The decision indicates that New York courts will not allow parties to “transform a personal tragedy into a second chance for parties disappointed with the outcome of their arbitration.” Id., at *11. Thus, it highlights the care that needs to be taken in selecting arbitrators. If the Zurich American approach is widely adopted, arbitrators would not need to disclose serious health conditions that may impair the discharge of their arbitral duties.
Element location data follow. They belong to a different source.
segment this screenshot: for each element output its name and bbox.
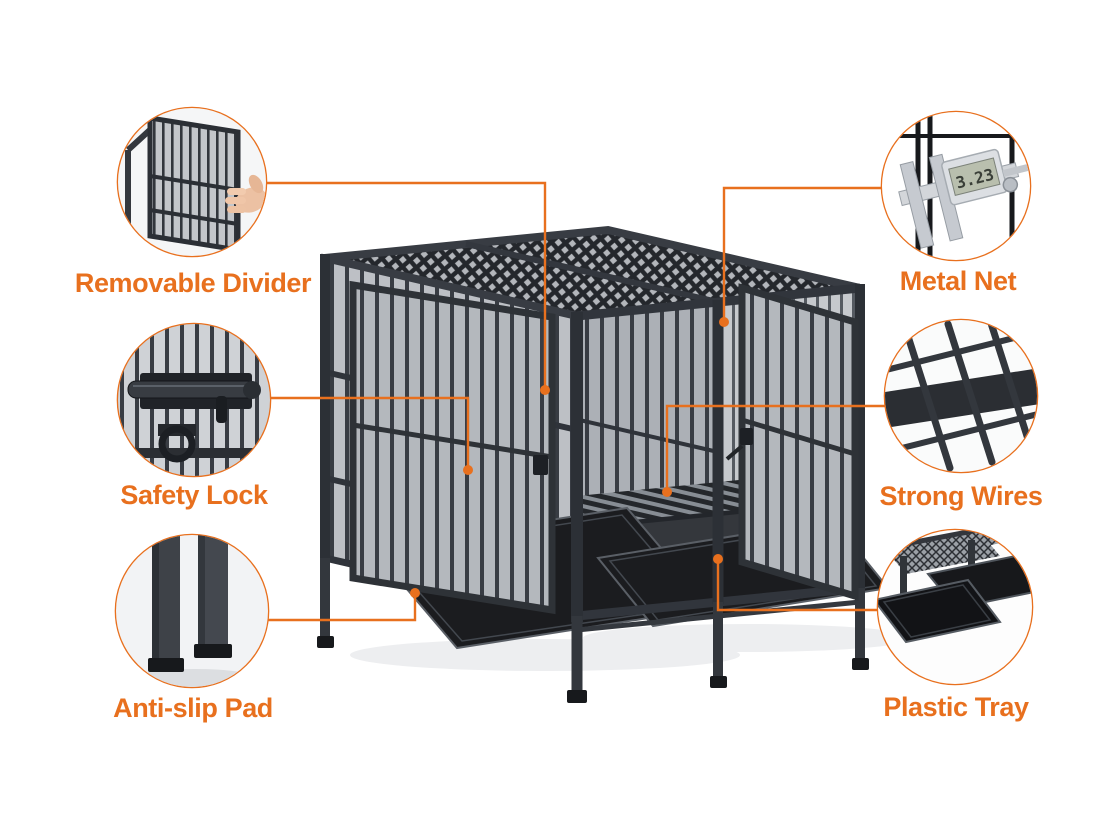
label-plastic-tray: Plastic Tray bbox=[883, 692, 1029, 722]
leader-safety-lock bbox=[270, 396, 470, 470]
label-strong-wires: Strong Wires bbox=[880, 481, 1043, 511]
cage-illustration bbox=[317, 225, 913, 703]
cage-door-left bbox=[349, 280, 556, 615]
leader-lines bbox=[266, 181, 885, 622]
door-latch bbox=[533, 455, 548, 475]
cage-door-right bbox=[725, 283, 859, 601]
leader-dot-anti-slip-pad bbox=[410, 588, 420, 598]
anti-slip-foot bbox=[567, 690, 587, 703]
thick-wire-mesh-icon bbox=[885, 320, 1037, 472]
leader-dot-strong-wires bbox=[662, 487, 672, 497]
door-latch bbox=[740, 428, 753, 445]
callout-plastic-tray bbox=[876, 528, 1034, 686]
cage-front-frame bbox=[320, 254, 865, 633]
callout-metal-net: 3.23 bbox=[880, 110, 1032, 262]
label-metal-net: Metal Net bbox=[900, 266, 1017, 296]
label-safety-lock: Safety Lock bbox=[120, 480, 269, 510]
leader-dot-removable-divider bbox=[540, 385, 550, 395]
anti-slip-foot bbox=[710, 676, 727, 688]
callout-strong-wires bbox=[883, 318, 1039, 474]
leader-dot-metal-net bbox=[719, 317, 729, 327]
leader-metal-net bbox=[722, 186, 882, 322]
callout-removable-divider bbox=[116, 106, 268, 258]
slide-bolt-latch-icon bbox=[118, 324, 270, 476]
pull-out-trays-icon bbox=[878, 530, 1032, 684]
callout-anti-slip-pad bbox=[114, 533, 270, 689]
leader-plastic-tray bbox=[716, 559, 878, 612]
hand bbox=[225, 174, 266, 213]
leader-anti-slip-pad bbox=[268, 593, 417, 622]
label-anti-slip-pad: Anti-slip Pad bbox=[113, 693, 273, 723]
leader-dot-safety-lock bbox=[463, 465, 473, 475]
anti-slip-foot bbox=[852, 658, 869, 670]
divider-panel-with-hand-icon bbox=[118, 108, 266, 256]
callout-safety-lock bbox=[116, 322, 272, 478]
label-removable-divider: Removable Divider bbox=[75, 268, 312, 298]
caliper-measuring-wire-icon: 3.23 bbox=[882, 112, 1030, 260]
cage-legs bbox=[317, 558, 869, 703]
leader-dot-plastic-tray bbox=[713, 554, 723, 564]
cage-legs-with-pads-icon bbox=[116, 535, 268, 687]
anti-slip-foot bbox=[317, 636, 334, 648]
ground-shadow-right bbox=[583, 624, 913, 652]
leader-removable-divider bbox=[266, 181, 547, 390]
leader-strong-wires bbox=[665, 404, 885, 492]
It would be even more crucial for clients to rely on experienced arbitration counsel, who may be familiar with the personal situations of prominent arbitrators. Such counsel can help identify risks of delays in the arbitration due to illness of an arbitrator, or of having to reconstitute a tribunal should an arbitrator resign due to ill health, or, as in Zurich American, of receiving an award drafted by an arbitrator whose “concentration or faculties” are impaired. With such knowledge, clients can be discretely steered in their selection of arbitrator in order to maximize efficiency and the likelihood of success in the arbitration.